You can get cheap LCD displays on eBay for around $4 for a 16x2 model.  Of course you'll need some headers to mount it, but that shouldn't add more than another $2 or $3 to the price tag.

Same thing goes for an SD card socket (or microSD if you want to reduce the board space required).  Around $3 is all it costs for the socket and you don't need any other support chips that you don't already have for other circuitry.

What other peripherals?  Oh, an ethernet port.  Microchip makes some suitable controller chips for about $4 (SPI interface).  Add a socket for under $2.

The SRAM SDRAM hurts a bit more.  For 32MB (32-bit wide), we're looking at maybe $15.

So altogether that's around $35 extra in parts to the price tag to be able to run embedded Linux and thus support full standalone operation.

It occurs to me that you could make two models.  One master model which is capable of standalone operation.  One slave model which can plug into a master model and extend it's mining capacity (and save you up to $35 in parts at the same time).  Since there's no need for a high speed bus between master and slave (they would operate as separate miners), you'd have a lot of flexibility in how you implemented that as well.

[lame.duck]

The SRAM hurts a bit more.  For 32MB (32-bit wide), we're looking at maybe $15.

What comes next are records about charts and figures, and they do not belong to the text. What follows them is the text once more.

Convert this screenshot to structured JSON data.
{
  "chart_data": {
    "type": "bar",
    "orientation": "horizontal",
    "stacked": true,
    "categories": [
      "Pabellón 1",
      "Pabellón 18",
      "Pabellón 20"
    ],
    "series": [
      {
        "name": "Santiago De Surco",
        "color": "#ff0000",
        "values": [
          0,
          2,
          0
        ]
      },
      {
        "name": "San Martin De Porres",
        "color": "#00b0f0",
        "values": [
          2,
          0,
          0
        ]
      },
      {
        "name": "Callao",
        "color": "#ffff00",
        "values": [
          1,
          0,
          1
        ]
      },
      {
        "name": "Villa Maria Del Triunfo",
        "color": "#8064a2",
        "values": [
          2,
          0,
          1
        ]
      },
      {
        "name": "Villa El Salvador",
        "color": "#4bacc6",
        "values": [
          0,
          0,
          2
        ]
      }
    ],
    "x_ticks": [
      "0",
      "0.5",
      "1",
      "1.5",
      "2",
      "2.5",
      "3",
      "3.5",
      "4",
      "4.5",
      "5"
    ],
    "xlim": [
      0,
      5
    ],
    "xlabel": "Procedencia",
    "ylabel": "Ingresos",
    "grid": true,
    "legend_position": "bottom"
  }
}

Such largisch SRAM is expensive, and you need several Chips,  SDRAM  would be better solution, as several MCUs have already the requiered Interface.

[Jason]

Such largisch SRAM is expensive, and you need several Chips,  SDRAM  would be better solution, as several MCUs have already the requiered Interface.

You are right, and indeed I was quoting SDRAM prices.  I just edited my post to reflect this.

[Wandering Albatross]

How about using thermogenerators to power wireless and cooling fan or a peltier? Once programmed via USB then they only need to connect to a power source.
See micropelt.

[marked]

earlier today I was pointed in the direction of Xilinx Zynq 7000 EPP which are ARM processors with an FPGA on die, and including an accelerated SHA256 hash engine. However I couldn't determine what level the FPGA matched at.

Anybody seen this, as I've been informed a european company is doing something in this region with lots of chips on a board? I don't have any other details beyond the chip.

marked

[rjk]

How about using thermogenerators to power wireless and cooling fan or a peltier? Once programmed via USB then they only need to connect to a power source.
See micropelt.

Peltier chips are able to cool things well, but they suck up enormous amounts of energy and spit out a heck of a lot of heat.

[TheSeven]

watching

[wondermine]

Why not add a USB controller (controller IC plus socket available for not more than $4 and maybe 1 square inch of board space)?  USB host mode gives you a lot of flexibility to add any device you can find or write a driver for in the future.

You can get cheap LCD displays on eBay for around $4 for a 16x2 model.  Of course you'll need some headers to mount it, but that shouldn't add more than another $2 or $3 to the price tag.

Same thing goes for an SD card socket (or microSD if you want to reduce the board space required).  Around $3 is all it costs for the socket and you don't need any other support chips that you don't already have for other circuitry.

What other peripherals?  Oh, an ethernet port.  Microchip makes some suitable controller chips for about $4 (SPI interface).  Add a socket for under $2.

The board, as advertised, already has USB and Ethernet functionality and connectivity with the firmware.

Yes, perhaps an expansion card with LCD capability could be arranged, no they are not that expensive.  Perhaps I will add a communications port for peripherals that can be purchased seperately on these counts (LCD, SD, etc.) without having to include them in the project and make the whole thing more expensive.  I will not, however, impose features on people.  It will be barebones, then will have the capability to expand with whatever fancy parts you'd like to have.